Page 75 of Just Forever

I shrug one shoulder. “You win some, you lose some.”

The loss stings, but most of my brain has been occupied with Lake ever since I got off the ice earlier tonight.

He lets out a soft laugh and throws me a look over his shoulder. “Stop being so mature. You’ll make the rest of us look bad.”

I kiss his shoulder blade and roll off him. Lake lets out a sound of protest, but then he turns around and burrows against my side. I tug the comforter over our naked bodies and hug him even closer.

“How did your meeting with Scott go?”

He’s silent for a while, and I don’t know what he’s thinking. It’s a bit of a rare occurrence these days. Lake’s… He’s my other half, so I can read him like my favorite book. I can guess his thoughts from the look on his face or the tone of his voice. If he has a bad day, I usually notice the moment he comes home, even if he tries to hide it from me.

Now, I suddenly find myself in the dark.

I’m not a fan.

“It was good,” he says slowly before he raises his head a bit and looks at me. He’s frowning. “Yeah, I think it went well?”

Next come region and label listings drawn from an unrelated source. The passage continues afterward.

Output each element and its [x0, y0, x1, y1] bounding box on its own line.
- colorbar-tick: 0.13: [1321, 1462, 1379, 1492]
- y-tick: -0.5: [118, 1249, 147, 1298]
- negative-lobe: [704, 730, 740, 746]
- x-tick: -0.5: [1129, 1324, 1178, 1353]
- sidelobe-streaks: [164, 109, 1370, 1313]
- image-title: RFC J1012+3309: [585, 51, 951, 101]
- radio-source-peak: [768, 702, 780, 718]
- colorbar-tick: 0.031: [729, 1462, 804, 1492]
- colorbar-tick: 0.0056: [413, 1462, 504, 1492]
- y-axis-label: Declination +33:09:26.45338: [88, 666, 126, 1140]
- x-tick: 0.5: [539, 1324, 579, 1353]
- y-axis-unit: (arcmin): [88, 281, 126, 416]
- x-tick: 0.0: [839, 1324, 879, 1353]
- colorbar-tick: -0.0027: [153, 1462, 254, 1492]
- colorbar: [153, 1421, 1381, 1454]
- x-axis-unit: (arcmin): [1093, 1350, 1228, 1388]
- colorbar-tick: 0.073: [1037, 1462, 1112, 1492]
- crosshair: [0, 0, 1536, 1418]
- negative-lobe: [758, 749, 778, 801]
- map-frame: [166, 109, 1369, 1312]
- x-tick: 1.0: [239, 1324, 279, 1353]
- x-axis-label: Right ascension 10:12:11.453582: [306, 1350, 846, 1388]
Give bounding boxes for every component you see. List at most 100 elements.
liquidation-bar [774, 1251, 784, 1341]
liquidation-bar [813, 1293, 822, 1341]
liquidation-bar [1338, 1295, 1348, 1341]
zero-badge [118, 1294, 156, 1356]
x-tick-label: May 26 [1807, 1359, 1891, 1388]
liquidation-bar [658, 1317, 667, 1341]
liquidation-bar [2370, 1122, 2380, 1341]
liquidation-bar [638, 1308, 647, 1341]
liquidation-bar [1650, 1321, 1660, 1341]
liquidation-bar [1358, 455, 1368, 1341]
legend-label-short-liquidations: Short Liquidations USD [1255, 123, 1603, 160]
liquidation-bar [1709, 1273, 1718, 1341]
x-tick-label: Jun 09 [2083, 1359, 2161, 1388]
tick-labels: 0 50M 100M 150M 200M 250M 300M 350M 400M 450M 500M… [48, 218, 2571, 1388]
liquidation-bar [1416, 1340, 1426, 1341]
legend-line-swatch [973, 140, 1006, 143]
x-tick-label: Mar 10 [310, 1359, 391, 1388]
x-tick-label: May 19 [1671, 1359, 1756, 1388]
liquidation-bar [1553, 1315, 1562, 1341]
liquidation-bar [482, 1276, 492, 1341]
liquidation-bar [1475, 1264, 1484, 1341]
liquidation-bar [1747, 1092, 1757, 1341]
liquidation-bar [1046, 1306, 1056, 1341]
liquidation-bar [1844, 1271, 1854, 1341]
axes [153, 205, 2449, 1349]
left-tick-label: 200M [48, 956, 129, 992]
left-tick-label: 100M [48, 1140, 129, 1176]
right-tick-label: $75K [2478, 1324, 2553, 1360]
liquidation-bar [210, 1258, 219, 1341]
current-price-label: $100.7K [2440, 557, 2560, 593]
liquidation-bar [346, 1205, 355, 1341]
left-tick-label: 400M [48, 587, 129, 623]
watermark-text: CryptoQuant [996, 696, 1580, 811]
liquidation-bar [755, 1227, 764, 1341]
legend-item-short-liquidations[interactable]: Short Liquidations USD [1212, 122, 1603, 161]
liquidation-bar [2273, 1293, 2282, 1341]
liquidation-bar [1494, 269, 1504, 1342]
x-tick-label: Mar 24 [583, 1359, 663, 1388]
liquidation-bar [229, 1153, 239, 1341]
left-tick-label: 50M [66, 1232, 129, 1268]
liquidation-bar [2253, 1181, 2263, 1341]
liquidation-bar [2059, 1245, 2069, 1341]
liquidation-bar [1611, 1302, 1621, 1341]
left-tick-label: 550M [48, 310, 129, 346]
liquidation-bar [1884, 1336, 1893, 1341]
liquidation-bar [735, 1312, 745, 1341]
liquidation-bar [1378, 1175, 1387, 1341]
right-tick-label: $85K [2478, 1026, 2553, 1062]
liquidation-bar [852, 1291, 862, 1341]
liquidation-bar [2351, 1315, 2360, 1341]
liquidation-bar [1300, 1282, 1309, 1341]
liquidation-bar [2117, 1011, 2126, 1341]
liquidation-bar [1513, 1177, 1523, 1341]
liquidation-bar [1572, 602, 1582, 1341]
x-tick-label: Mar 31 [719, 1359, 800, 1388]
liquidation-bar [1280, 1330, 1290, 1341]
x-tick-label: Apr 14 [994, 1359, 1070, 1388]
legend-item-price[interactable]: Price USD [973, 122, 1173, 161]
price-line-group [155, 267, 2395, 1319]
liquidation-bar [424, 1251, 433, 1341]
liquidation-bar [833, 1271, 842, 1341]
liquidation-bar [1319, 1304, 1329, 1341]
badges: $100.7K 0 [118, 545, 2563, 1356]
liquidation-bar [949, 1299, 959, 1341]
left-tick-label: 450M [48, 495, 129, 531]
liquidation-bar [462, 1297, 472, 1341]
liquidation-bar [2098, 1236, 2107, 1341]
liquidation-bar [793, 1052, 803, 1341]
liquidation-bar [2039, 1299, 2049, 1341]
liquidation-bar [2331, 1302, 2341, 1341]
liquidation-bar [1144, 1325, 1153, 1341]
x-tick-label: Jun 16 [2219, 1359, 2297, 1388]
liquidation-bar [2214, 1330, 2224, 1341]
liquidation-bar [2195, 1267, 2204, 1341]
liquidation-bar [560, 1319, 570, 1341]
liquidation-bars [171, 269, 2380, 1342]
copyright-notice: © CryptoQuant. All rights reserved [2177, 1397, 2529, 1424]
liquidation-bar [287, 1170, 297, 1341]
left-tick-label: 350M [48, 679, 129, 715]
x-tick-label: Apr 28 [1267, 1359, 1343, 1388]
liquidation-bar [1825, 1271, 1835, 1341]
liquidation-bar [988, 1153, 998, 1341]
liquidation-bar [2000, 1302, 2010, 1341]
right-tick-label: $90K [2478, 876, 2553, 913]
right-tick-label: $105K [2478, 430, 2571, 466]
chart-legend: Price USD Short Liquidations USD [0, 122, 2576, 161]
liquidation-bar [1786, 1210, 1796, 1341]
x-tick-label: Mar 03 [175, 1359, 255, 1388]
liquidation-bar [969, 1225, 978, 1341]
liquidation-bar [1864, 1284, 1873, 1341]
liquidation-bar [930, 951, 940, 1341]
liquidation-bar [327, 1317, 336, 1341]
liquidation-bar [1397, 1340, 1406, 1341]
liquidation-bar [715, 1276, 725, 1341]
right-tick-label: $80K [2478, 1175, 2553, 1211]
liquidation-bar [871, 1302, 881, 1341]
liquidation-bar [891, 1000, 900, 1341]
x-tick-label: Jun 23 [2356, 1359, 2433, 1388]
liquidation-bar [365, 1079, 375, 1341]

Relief. That’s all I feel right now. It’s not that I expected this meeting to be an unmitigated disaster, exactly. It’s not even that I had any real expectations. But there’s a small part of me that was worried about the possible repercussions if it had all gone to shit.

Lake has been let down by too many people in his life already, and he still struggles with trust, so the possibility of Scott jumping in and fucking him up for no reason at all makes me feel violent.

“That’s good,” I say, as neutrally as I can.

“He says he wants to get to know me,” Lake adds with the kind of dubious expression he gets on his face whenever somebody expresses any interest in him as a person. And now I feel violent again.

It’s not just that John abandoned Lake when he found out Lake wasn’t his biological son. No. It goes much deeper than that. By abandoning Lake, he also shattered all the self-confidence Lake had. I don’t even think Lake himself realizes just how much it screwed him up as a person when his father—the man who raised him since birth—suddenly disappeared from his life and made damn sure to show Lake just how much he rejected him.

Lake was so busy trying to survive his messed-up home life for the better part of his childhood that I don’t think he ever stopped to map out the exact ways his parents’ shitty decisions have affected him as a person.

But that’s not really the point.

Lake is happy.

With me, the two of us together, in this life we keep building for ourselves, he’s happy.

I’ll be damned if I let anybody take it away from him or ruin it for him.

“I’m not a hundred percent sure he means it,” Lake continues, still with that frown. “But I guess I’m taking the chance. We went out to dinner, and it was pretty nice. He asked about my life, and I told him about school and where I live.” He sends me a quick look. “Not about us,” he adds quickly, and I hate that he feels the need to do that.

“You could if you wanted to,” I say.

“He hasn’t earned it. At least not yet.”

I leave that topic be for now. On the one hand, I agree he hasn’t earned it yet. On the other, we do need to have that talk. About these secrets we’re keeping and how they affect us in the long run. I can’t keep him hidden forever. It’s so fucking unfair to even ask him that, and the more days pass, the more I feel that it’s unfair to ask me that, too.

But that’s a discussion for another day. Right now, we have a full plate.

“Okay,” I say. “What’s his plan, then?”

“No idea. I mean, he said he’d call next week because he’ll be in town again. Some kind of meeting or something. Whatever.”

His tone is, for all intents and purposes, bone dry. But I can hear the hope. That faint, so, so careful hope that rings through the sardonic edge of his voice.

I hurt because of that tiny increment of hope. It shouldn’t be there. It should be something irrefutable and undeniable and absolute that Lake is wanted. A law of nature.

A law of Lake.

“I won’t get my hopes up,” he says. “Scott’s not exactly known for being reliable. At least he didn’t used to be back when I knew him. He once promised to take me go-karting. It was Christmas, and I was eight, and he gave me one of those gift cards to ourlocal track and promised he’d take me once spring hit. I’m still waiting for that.”